Worst-case scenario? The left eye would follow suit, leaving me blind. Best? Some improvement. Much adjustment. But I’d never see as clearly as before.
And, indeed, I didn’t. A thin but permanent fog hangs over the right edge of my field of vision, awaiting a sun that never comes. I sometimes confuse objects’ exact positioning in relation to one another, so I often “love” when I should “live” and “live” when I should “love,” the “i” and “o” being next-door neighbors on keypads. And my depth perception can be out of whack, as people who had me serve wine to them in the months after my stroke can attest. I’d overshoot their glasses and splash nebbiolo on their laps.
I stopped pouring. I stewed in frustration. I lived in suspense, willing my left eye to hang in there. And as it did, there was a blessed development that the doctors didn’t augur: Bit by bit, the people around me came into sharper focus, by which I mean that their fears, struggles and triumphs did.
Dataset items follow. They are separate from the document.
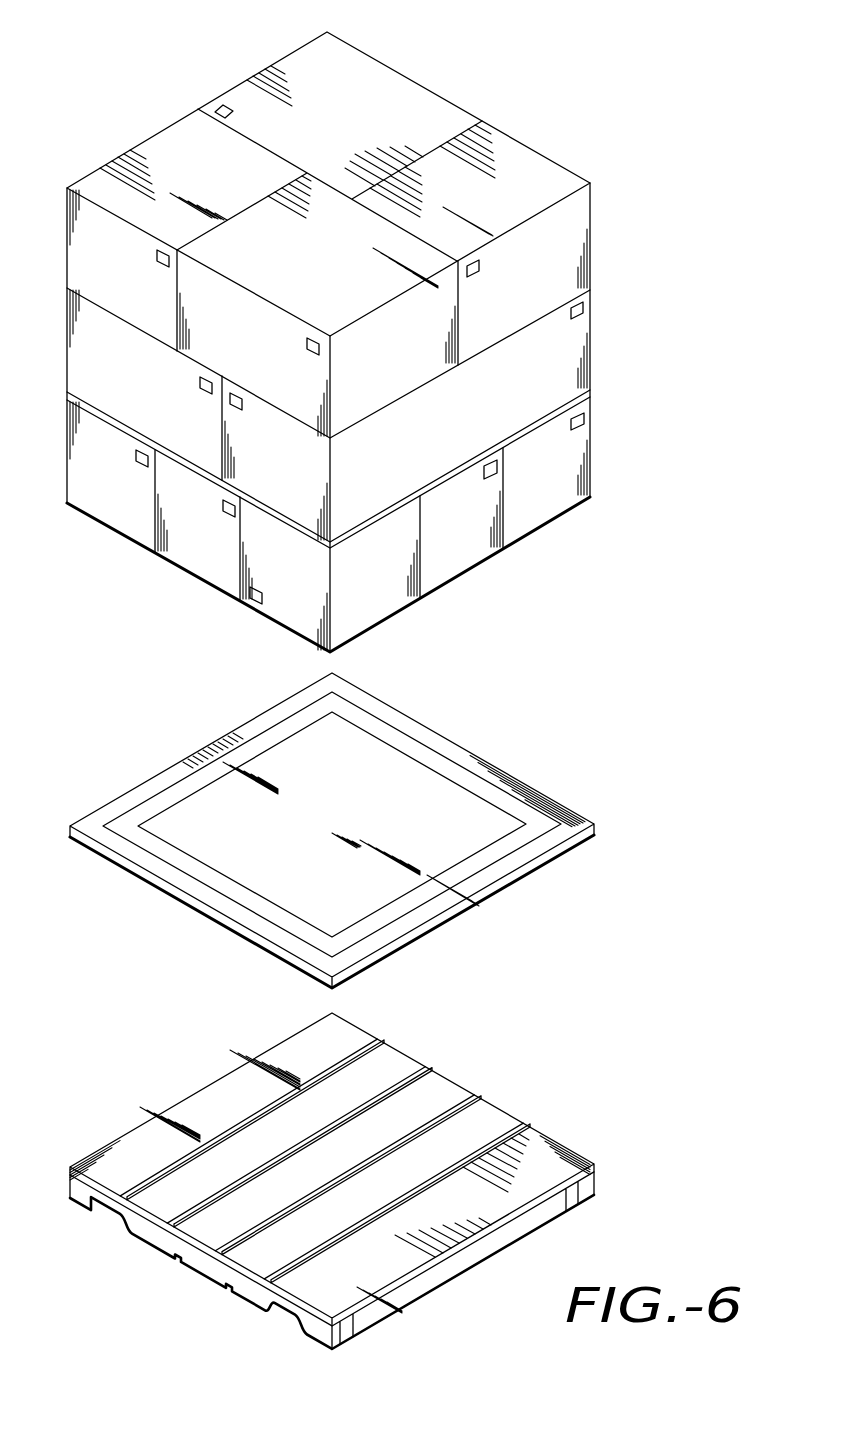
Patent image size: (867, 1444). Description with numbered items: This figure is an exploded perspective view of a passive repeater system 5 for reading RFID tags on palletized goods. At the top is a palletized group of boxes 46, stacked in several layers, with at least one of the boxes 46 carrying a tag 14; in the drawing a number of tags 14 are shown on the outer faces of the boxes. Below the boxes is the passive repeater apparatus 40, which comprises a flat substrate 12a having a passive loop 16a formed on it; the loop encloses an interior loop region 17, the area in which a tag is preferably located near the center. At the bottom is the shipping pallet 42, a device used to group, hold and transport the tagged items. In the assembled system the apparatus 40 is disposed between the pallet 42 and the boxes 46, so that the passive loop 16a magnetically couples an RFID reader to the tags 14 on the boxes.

The passive repeater system 5 is at (541, 86).
The tag 14 is at (233, 116).
The boxes 46 is at (593, 360).
The passive repeater apparatus 40 is at (524, 781).
The loop region 17 is at (346, 808).
The passive loop 16a is at (508, 856).
The substrate 12a is at (403, 928).
The shipping pallet 42 is at (524, 1118).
The paradox of my own situation — I was outwardly unchanged but roiling inside — made me newly alert to a fundamental truth: There’s almost always a discrepancy between how people appear to us and what they’re actually experiencing; between their public gloss and private mess; between their tally of accomplishments — measured in money, rankings, ratings and awards — and a hidden, more consequential accounting. I’d long known that. We all do. But I’m not sure how keenly we register it, how steadily we remember it.And that truth helped me reframe the silly question “Why me?” into the smarter “Why not me?” It was a guard against anger, an antidote to self-pity, so much of which hinges on the conviction, usually a delusion, that you’re grinding out your days while the people around you glide through theirs, that you’ve landed in the bramble to their clover. To feel sorry for yourself is to ignore that everyone is vulnerable to intense pain and that almost everyone has worked or is working through some version of it.Imagine that our hardships, our hurdles, our demons were spelled out for everyone around us to see. Imagine that each of us donned a sandwich board that itemized them.